Sam Britain: Good <3

-

Evan slid off the couch and onto the floor. “Your job is hard.”

Sam patted him on the head. “You did great,” she assured him.

“Really great,” said K, eyes wide. “Wow. That’s a lot of views. They really like it when you threaten Jeff Bezos.”

Evan grimaced. “Sorry.”

Jammer sat down beside him on the floor, nudging his should with one wing. “Nah, it’s good. Luigi energy, you know? The people love that.”

“Speaking of…” K held up their phone, which displayed a screenshot of a comment about being trapped in a basement by a preacher. “How do you feel about a trip to Illinois?”

Evan took the phone, reading the comment quickly. His expression hardened. “That’s where they are?”

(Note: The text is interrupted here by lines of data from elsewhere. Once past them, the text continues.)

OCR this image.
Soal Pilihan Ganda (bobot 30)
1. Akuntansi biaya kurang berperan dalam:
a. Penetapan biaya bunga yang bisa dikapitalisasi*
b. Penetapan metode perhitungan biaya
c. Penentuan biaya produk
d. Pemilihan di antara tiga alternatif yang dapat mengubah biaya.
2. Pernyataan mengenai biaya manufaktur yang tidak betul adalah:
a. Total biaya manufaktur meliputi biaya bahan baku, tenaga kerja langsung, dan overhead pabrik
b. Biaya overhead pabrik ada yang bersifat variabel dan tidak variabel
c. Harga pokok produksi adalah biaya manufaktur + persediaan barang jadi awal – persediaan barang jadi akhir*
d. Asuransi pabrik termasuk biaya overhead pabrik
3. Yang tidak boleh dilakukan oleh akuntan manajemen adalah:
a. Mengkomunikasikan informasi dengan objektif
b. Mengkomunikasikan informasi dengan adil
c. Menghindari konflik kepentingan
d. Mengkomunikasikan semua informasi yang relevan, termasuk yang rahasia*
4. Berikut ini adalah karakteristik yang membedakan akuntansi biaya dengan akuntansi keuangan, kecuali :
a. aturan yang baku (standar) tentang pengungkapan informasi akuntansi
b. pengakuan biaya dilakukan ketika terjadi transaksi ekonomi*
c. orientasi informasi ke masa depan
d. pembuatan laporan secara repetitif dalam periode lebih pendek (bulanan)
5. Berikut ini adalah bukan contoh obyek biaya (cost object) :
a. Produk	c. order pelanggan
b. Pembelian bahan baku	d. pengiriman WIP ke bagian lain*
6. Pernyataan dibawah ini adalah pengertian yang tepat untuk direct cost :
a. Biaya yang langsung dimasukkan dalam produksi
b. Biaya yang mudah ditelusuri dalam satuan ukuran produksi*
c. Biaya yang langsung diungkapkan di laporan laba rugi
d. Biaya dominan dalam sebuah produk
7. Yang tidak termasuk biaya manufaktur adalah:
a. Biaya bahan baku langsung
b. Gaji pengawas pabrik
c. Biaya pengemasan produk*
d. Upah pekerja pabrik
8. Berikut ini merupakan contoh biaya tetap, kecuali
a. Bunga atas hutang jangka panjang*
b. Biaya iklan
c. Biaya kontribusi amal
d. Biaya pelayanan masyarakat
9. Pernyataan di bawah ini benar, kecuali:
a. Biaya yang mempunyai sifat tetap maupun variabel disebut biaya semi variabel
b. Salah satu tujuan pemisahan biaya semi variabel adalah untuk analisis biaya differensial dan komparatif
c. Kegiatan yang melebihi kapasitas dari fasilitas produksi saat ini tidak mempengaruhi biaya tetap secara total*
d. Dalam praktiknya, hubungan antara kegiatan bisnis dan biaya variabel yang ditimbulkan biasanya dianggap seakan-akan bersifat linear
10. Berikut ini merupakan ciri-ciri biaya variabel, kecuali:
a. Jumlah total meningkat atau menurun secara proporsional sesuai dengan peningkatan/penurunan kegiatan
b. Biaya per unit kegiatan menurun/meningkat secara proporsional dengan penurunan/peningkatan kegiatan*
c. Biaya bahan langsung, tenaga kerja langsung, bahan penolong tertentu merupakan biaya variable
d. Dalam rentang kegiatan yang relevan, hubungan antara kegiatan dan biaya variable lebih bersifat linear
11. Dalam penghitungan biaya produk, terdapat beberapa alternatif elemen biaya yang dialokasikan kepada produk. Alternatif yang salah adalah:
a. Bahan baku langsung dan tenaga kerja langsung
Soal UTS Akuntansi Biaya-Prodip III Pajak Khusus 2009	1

“Yep. Got the address right here.” K tapped the side of their head that contained a powerful server.

Evan looked at Jammer. “Illinois?” he asked.

“Sure, on two conditions,” he said. “One: we get real pizza in Chicago afterwards, and I mean the good shit. Two: I’m not carrying all of you.”

“Oh, sure,” said Evan. “I think I can fly that far.” He turned to his partner. “Sam?”

“On a work trip?” she asked. She glanced at her pig. “T2, can you call Jamie and let him know I’ll be out of town?”

T2 oinked affirmatively.

“You’re the best,” she said. She took Evan’s hand and squeezed it. “Let’s go, cursed white boy.”